Huntington's disease remains a rare condition (estimates of the total number of people affected world-wide range from 350,000 to 490,000– considerably less than the 2-4.7 million new cases per year cited). I encourage those readers who are interested in learning more about HD to visit the Huntington's Disease Society of America (HDSA) website at www.hdsa.org. Additional perspectives can be found in recent interviews with gene-positive individuals such as NBC correspondent Charles Sabine and others who have chosen to share their stories to increase awareness of HD and support for research into effective treatments. There is an intensive research effort underway world-wide investigating drugs both to treat symptoms and to slow down the disease or delay symptom onset. Information on current clinical trials is available through the Huntington's Study Group at www.huntington-study-group.org as well as at www.clinicaltrials.gov.

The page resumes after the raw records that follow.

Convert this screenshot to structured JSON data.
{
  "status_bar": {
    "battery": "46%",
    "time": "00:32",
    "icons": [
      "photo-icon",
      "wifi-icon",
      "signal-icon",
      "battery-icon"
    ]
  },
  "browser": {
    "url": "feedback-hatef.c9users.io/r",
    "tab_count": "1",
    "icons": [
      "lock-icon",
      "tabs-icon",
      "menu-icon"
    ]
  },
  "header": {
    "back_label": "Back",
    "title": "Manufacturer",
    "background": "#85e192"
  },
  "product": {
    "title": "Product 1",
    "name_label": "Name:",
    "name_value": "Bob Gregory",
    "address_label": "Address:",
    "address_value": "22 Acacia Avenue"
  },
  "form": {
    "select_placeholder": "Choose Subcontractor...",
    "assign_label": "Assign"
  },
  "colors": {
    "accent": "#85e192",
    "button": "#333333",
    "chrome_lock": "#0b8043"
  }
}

The HDSA supports a network of Centers of Excellence for the care of patients and families living with Huntington's disease, including the HD Program at the University of Virginia which offers a monthly clinic with a team of specialists in neurology, neuropsychology, social work, genetic counseling, physical, occupational and speech therapy. In a separate clinic, counseling and evaluation are offered to those living at risk for HD.
The HDSA also holds an annual meeting for patients and families living with HD. This year's meeting took place recently in Raleigh, NC and was attended by hundreds of individuals affected in some way by HD. I invite Dr. Hong to attend a future meeting and to witness the tremendous resilience and courage that we see every month in those we care for with HD and their families.
Madaline B. Harrison
UVA Health System Neurology Department
The letter bears the names of 12 other medical professionals including the Department chair–editor.